Marlene ruht in Frieden(au)

von Allgemein

Ein gutbürgerlicher, etwas verschlafener Kiez in Berlin. Ein kleiner Friedhof. Und das Grab eines Weltstars.

Ulli kennt sich aus. Meine Freundin ist der Berliner Veranstaltungskalender auf zwei Beinen. Das aktuelle Kinoprogramm? Kleinkunstbühnen, Varietés, Musiklokale? Kein Problem, einfach Ulli fragen.

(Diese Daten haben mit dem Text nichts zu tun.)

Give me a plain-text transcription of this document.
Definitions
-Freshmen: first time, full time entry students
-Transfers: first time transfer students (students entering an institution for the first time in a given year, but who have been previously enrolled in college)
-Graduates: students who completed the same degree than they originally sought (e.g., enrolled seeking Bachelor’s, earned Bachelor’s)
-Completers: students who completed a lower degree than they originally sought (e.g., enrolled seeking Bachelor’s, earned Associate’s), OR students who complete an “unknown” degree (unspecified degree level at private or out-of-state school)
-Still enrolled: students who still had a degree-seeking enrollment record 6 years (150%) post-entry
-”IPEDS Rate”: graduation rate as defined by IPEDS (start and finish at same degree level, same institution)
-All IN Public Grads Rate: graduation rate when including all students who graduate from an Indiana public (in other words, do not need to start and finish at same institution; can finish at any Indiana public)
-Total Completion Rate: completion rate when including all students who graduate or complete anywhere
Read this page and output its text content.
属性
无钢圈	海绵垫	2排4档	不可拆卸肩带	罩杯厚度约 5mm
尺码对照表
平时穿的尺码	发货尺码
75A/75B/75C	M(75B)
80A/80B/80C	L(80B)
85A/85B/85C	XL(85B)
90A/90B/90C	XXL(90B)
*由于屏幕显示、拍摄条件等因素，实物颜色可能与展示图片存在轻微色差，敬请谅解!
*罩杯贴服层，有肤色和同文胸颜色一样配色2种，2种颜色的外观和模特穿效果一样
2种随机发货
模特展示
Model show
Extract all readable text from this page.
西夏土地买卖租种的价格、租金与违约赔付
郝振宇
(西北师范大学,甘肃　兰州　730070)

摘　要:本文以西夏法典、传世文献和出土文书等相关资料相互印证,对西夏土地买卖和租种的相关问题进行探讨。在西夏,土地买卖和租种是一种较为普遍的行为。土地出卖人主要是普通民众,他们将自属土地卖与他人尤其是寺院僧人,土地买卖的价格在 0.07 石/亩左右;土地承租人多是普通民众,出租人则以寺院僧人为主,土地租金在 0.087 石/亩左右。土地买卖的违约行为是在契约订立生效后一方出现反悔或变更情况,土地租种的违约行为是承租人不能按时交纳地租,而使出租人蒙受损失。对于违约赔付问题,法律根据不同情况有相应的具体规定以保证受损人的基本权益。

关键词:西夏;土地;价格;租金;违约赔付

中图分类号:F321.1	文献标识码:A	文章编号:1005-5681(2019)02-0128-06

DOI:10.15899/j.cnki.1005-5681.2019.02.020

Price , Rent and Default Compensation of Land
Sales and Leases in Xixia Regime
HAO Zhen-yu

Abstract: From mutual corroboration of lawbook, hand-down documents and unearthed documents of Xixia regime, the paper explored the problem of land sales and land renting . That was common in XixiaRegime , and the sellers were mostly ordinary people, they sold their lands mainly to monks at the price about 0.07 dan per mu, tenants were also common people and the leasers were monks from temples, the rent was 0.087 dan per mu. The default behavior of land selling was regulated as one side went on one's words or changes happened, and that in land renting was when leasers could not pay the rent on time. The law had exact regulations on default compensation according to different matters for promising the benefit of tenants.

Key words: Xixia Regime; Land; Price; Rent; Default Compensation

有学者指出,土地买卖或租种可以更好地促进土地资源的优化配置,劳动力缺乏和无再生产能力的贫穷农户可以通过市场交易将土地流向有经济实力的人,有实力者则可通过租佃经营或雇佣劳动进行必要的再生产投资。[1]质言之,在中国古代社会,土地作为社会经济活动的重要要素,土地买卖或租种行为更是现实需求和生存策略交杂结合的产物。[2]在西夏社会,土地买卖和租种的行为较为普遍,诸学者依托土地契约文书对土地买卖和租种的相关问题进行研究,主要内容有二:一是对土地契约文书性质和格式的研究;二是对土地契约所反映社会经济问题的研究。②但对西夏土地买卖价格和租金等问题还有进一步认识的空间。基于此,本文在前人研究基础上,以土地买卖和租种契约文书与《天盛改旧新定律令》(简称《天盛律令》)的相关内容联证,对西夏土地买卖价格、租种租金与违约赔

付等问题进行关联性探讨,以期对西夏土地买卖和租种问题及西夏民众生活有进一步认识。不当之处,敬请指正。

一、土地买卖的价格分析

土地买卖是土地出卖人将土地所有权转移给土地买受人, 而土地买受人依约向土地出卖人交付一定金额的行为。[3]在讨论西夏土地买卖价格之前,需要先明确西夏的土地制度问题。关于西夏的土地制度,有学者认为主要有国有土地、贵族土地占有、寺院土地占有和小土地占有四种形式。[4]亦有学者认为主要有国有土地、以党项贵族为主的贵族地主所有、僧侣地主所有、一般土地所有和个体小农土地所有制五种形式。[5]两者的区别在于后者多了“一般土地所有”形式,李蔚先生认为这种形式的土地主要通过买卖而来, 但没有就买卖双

Sie weiß, wo was los ist und ob man mit dem Bus, der U- oder S-Bahn hinkommt.
Kürzlich nahmen sie und ihr Partner uns mit ins „Kleine Theater“. Der Name ist Programm; gerade mal 99 Plätze bietet dieses ehemalige Kino in Friedenau, einem Ortsteil des Bezirks Tempelhof-Schöneberg. Ganz Insiderin führte uns Ulli aber natürlich nicht direkt vom U-Bahnhof zum Theater, sondern gestaltete den Fußweg zur Minibesichtigungstour samt unerwartetem Highlight. Nach wenigen Hundert Metern bogen wir in eine Seitenstraße ab und standen vor dem Eingang zum III. Städtischen Friedhof Stubenrauchstraße. Die wenigen Grabreihen samt kleiner Kapelle mitten im ruhigen Friedenau waren rasch durchschritten. Gezielt steuerte Ulli eine unscheinbare, leidlich gepflegte Grabstätte an: „Hier steh ich an den Marken meiner Tage“ und „Marlene 1901-1992“ lautet die Inschrift des Grabsteins.
Marlene Dietrich in Friedenau? Der III. Städtische Friedhof wird auch „Künstlerfriedhof“ genannt. Zwei Grabstellen weiter liegt etwa Helmut Newton. Die Diva hatte sich aber offenbar aus einem völlig banalen Grund ihre letzte Ruhestätte in diesem Teil der Hauptstadt ausgesucht. Geboren wurde der Weltstar in Schöneberg, das damals noch eigenständig war und erst später in Berlin eingemeindet wurde. Sie wuchs nur ein paar Straßenzüge weiter in einem großbürgerlichen Haus auf. Auch Stars scheint es also nach Hause zu ziehen, sobald sie von der Lebensbühne abtreten. Anstatt Paris wählte sie Friedenau für ihr Leben auf der anderen Seite.
Nach diesem Abstecher in die verblasste Glamourwelt von gestern gönnten wir uns noch ein Glas Grüner Veltliner, gebratenen Leberkäse mit Spiegelei und Bratkartoffeln im Alpenland-Lokal „Miteinander“, bevor wir kurz vor Beginn gegenüber ins Theater zu huschten. Danke, Ulli, für diese Eindrücke abseits der Szenekieze in Mitte, Neukölln oder Prenzlauer Berg.